Rafael Barbosa será o novo secretário de saúde do DF

O novo secretário de saúde do próximo governo do Distrito Federal será o médico nefrologista Rafael Barbosa. O anúncio foi feito pelo governador eleito, Agnelo Queiroz (PT), na noite desta quarta-feira (15/12) minutos antes do início da cerimônia de diplomação pelo Tribunal Regional Eleitoral (TRE) dos candidatos eleitos nas últimas eleições. O governador disse que Rafael Barbosa vai coordenar o “gabinete de crise” para restaurar o sistema público de saúde da capital da República.

Em entrevista exclusiva à jornalista Elisabel Ferriche do blog Médicos na Midia, Rafael Barbosa, disse que a sua primeira providência como Secretário de Saúde será instruir o “gabinete de crise”, formado com representantes das pastas de obras, fazenda e empresas públicas como CEB e Caesb para fazer um levantamento dos principais problemas da rede pública, desde obras emergenciais a abastecimento de insumos e medicamentos. “Nosso objetivo é ampliar a capacidade da rede pública na área de internação em UTIs, um dos principais problemas da saúde pública do DF”, informou Rafael. Outra prioridade do gabinete de crise é reabastecer a rede em no máximo 100 dias, após a posse.

Também é prioridade do futuro secretário cuidar do contrato com a Real Sociedade Espanhola, que administra o Hospital de Santa Maria. “O contrato termina em janeiro de 2011,  mas pretendemos prorrogar por mais seis meses, tempo que consideramos suficiente para contratar novos médicos e profissionais de saúde para substituir os atuais.”

Nos planos do novo secretário, já nos dois primeiros meses de trabalho, está inauguração de quatro UPAs (Unidades de Pronto Atendimento) em Samambaia, Recanto das Emas, Núcleo Bandeirante e São Sebastião.
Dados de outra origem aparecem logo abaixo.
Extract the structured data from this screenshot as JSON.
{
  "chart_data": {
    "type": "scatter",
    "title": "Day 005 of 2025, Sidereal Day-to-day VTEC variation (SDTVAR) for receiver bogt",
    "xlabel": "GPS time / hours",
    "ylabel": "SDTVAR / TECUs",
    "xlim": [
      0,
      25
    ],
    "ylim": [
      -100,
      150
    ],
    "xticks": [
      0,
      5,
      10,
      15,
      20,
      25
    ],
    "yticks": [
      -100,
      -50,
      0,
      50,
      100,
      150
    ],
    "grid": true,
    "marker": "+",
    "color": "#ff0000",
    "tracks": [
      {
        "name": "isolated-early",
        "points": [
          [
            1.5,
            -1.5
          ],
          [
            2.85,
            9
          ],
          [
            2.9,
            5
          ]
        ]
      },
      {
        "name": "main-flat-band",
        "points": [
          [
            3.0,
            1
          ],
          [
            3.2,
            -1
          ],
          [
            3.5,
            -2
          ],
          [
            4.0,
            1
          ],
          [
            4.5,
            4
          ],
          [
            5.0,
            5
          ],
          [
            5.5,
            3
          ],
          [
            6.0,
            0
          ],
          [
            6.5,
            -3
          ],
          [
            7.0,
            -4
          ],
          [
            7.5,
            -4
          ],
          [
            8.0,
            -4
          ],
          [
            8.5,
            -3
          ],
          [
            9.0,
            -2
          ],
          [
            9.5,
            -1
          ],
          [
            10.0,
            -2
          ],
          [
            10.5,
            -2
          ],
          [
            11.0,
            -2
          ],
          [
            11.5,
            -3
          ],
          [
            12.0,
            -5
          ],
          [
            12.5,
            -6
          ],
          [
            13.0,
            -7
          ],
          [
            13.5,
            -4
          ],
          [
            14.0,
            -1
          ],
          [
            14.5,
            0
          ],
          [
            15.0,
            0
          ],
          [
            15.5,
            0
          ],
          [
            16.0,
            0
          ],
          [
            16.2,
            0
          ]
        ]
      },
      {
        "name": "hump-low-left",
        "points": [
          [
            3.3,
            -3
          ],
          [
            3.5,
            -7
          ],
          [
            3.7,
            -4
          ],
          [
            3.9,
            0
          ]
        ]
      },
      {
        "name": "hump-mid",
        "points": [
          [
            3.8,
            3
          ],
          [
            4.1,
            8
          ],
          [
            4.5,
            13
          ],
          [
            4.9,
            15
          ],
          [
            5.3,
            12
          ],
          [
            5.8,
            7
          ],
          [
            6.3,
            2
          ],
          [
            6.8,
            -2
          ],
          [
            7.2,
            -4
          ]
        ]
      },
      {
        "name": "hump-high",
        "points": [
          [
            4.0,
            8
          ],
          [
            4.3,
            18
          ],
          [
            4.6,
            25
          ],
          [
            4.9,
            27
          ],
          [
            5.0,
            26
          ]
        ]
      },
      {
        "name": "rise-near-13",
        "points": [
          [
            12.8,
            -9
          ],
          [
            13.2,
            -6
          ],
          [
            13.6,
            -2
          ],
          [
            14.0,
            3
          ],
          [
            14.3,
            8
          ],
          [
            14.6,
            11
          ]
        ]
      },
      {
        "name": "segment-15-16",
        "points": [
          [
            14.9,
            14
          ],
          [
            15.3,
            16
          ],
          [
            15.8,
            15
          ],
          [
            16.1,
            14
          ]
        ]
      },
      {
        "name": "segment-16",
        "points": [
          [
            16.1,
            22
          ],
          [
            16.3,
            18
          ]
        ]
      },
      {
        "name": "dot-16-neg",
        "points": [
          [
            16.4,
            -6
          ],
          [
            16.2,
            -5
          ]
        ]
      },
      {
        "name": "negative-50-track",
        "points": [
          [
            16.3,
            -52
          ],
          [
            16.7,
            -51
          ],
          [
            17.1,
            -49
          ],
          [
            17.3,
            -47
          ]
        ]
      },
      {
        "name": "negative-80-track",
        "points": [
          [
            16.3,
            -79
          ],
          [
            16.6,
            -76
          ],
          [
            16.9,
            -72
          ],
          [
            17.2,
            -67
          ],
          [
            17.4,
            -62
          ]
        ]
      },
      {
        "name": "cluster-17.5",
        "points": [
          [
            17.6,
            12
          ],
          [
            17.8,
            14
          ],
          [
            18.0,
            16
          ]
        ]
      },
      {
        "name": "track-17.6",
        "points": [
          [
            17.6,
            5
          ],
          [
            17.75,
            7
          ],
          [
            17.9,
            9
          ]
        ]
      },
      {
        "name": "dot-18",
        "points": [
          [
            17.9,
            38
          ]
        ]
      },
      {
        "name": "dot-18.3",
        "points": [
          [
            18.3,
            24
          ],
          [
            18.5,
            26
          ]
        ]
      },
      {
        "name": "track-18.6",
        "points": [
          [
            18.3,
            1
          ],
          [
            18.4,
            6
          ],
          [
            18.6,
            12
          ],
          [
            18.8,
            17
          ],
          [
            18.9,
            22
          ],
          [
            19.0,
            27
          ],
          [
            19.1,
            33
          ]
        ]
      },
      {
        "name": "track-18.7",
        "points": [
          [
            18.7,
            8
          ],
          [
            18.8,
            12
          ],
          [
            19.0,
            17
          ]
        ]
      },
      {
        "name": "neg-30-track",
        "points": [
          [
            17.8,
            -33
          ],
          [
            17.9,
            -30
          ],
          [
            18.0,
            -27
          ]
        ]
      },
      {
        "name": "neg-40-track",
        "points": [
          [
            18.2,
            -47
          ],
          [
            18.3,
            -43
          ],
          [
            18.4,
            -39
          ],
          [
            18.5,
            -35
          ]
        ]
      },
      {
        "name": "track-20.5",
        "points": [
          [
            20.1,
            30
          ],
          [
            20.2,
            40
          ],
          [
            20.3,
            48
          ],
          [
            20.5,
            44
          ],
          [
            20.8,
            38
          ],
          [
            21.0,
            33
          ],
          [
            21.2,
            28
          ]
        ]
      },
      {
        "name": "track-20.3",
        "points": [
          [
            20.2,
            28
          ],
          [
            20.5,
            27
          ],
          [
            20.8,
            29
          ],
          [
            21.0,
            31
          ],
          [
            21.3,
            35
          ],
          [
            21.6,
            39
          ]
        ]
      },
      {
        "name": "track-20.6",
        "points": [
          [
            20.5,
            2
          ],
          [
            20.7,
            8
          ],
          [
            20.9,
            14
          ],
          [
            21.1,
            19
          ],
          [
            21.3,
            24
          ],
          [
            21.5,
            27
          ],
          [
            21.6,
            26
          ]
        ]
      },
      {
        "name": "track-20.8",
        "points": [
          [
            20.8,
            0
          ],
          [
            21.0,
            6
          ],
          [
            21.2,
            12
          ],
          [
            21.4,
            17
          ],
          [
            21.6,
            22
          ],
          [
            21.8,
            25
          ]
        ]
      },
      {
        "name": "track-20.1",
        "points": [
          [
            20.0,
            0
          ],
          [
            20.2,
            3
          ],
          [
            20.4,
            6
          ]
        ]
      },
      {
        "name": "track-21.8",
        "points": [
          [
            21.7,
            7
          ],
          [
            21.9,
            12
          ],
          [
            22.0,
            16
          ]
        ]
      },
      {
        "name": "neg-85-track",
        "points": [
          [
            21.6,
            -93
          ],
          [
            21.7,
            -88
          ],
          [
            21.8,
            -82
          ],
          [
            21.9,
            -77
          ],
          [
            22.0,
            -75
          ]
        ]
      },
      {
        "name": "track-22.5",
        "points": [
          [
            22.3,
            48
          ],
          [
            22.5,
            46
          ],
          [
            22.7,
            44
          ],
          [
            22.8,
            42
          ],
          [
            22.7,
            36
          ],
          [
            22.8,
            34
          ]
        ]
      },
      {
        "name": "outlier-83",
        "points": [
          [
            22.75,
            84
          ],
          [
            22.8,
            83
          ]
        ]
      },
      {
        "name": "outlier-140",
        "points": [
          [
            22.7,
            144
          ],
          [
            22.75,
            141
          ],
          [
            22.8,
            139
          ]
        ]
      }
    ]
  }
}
Outras dez devem ser entregues 90 dias. “Não podemos interromper a assistência à população, que está sofrendo muito”.
Para fazer a fila andar, nas mais diversas especialidades, o novo secretário de saúde vai contar com as sugestões das entidades médicas, principalmente a Associação Médica de Brasília (AMBr), e do Sindicato dos Médicos do Distrito Federal (SindMédico), com quem já esteve reunido em duas ocasiões.

O vice-presidente da AMBr, Luciano Carvalho, afirma que “as negociações para a criação das assessorias cientificas estão em pleno andamento e mostram a intenção do governo em cumprir os compromissos de campanha e caminhar ao lado dos médicos na recuperação do sistema público de saúde”.

Para o presidente do SindMédico-DF, Gutemberg Fialho, o mais importante é a qualificação gerencial e a valorização do servidor, sem as quais não será possível cumprir metas. “Isso é a base de uma gestão eficiente”, disse Gutemberg. Segundo ele o sindicato manterá sua posição de fiscalizar as ações do governo na área de saúde, contribuindo sempre que necessário. “É tempo de esperança”, disse ele na expectativa de que o novo secretário de saúde traga inteligência para a rede pública.